Sometimes, we can’t. So we don’t. A poem about that kind of faith:
“Today, I Didn’t”
Today, I didn’t make the bed.
And I didn’t hang up my robe. I left it crumpled on a pillow, where I tossed it on my way to the kitchen to get more coffee and reheat the leftover broccoli quiche. And to contemplate a forest of trees in the yard and admire God’s handiwork in fading green leaves drenched in sunlight.
Today, I didn’t wash the dishes.
I let them bathe in a pool of warm suds, which quickly turned cold, so I could phone some friends and laugh about the Late Show and remember when we ate ice cream for breakfast and waffles for dinner.
Today, I didn’t put the dirty towels in the hamper.
I left them on the sink near the mirror with the soap smudge I meant to wipe, but didn’t, as I prepared to meet another friend for a short lunch which lasted three hours.
Today, I didn’t watch the news. Didn’t listen either. If anything were really new, someone would tell me. Not about another shooting, fire, flood, executive order, death, birth.
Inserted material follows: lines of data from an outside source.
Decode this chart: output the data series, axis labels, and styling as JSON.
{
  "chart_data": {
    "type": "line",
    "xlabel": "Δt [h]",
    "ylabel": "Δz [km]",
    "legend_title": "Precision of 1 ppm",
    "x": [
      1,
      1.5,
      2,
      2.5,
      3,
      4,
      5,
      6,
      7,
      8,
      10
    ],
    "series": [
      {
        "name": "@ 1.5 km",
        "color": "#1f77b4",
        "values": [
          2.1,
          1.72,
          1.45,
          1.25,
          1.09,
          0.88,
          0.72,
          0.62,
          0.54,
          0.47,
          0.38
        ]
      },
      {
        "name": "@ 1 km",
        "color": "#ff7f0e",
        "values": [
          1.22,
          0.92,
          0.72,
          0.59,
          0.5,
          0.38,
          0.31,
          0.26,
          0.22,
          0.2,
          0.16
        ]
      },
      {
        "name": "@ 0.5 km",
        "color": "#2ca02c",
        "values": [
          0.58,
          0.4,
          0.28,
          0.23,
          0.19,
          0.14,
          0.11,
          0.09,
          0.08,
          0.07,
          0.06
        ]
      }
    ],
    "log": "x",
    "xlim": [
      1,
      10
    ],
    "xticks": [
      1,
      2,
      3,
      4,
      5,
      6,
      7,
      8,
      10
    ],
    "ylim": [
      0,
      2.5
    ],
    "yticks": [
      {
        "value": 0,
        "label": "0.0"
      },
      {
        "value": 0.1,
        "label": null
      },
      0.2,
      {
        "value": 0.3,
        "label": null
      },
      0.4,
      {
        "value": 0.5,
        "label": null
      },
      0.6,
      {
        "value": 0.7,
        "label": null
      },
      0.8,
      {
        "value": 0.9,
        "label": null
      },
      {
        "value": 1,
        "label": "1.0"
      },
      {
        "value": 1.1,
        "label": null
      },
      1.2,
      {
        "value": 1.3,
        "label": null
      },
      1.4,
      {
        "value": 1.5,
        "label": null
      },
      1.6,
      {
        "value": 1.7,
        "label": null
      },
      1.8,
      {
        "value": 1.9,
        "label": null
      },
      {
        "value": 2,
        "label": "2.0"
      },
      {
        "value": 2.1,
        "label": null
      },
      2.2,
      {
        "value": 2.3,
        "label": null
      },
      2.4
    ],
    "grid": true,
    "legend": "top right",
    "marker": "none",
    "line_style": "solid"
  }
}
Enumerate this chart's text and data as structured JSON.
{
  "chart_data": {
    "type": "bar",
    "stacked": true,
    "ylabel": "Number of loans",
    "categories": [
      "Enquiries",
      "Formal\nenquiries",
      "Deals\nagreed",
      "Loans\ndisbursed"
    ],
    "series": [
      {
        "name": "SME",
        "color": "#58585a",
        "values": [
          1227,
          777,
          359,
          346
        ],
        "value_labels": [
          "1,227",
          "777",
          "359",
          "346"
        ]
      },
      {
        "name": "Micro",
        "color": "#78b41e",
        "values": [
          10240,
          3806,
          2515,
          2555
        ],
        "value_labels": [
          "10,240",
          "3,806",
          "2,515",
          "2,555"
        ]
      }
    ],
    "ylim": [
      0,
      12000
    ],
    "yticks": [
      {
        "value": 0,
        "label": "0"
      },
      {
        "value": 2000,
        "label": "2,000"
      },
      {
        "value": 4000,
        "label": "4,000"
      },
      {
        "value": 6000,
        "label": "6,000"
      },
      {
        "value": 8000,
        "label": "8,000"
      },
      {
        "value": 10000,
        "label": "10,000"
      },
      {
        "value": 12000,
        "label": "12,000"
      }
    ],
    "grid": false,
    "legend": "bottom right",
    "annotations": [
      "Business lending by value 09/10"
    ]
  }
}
But about claiming rich hopes, scaling greater heights, discovering hidden treasures.
Today, I didn’t complain.
(At least I think I didn’t.) Not about the traffic, or the blue pickup that cut me off, or how my team played baseball – and lost. Or the Wi-Fi fritzing out, again, when I tried to download the circus meme declaring that these are not my monkeys.
Today, I didn’t sweep away the cobweb by the stairs.
I thought, perhaps, the spider there needed another moment to rest before I could grab the broom from the closet with the glass cleaner for the mirror with the smudge in the bathroom, across from the bedroom, where the bed still stood, unmade.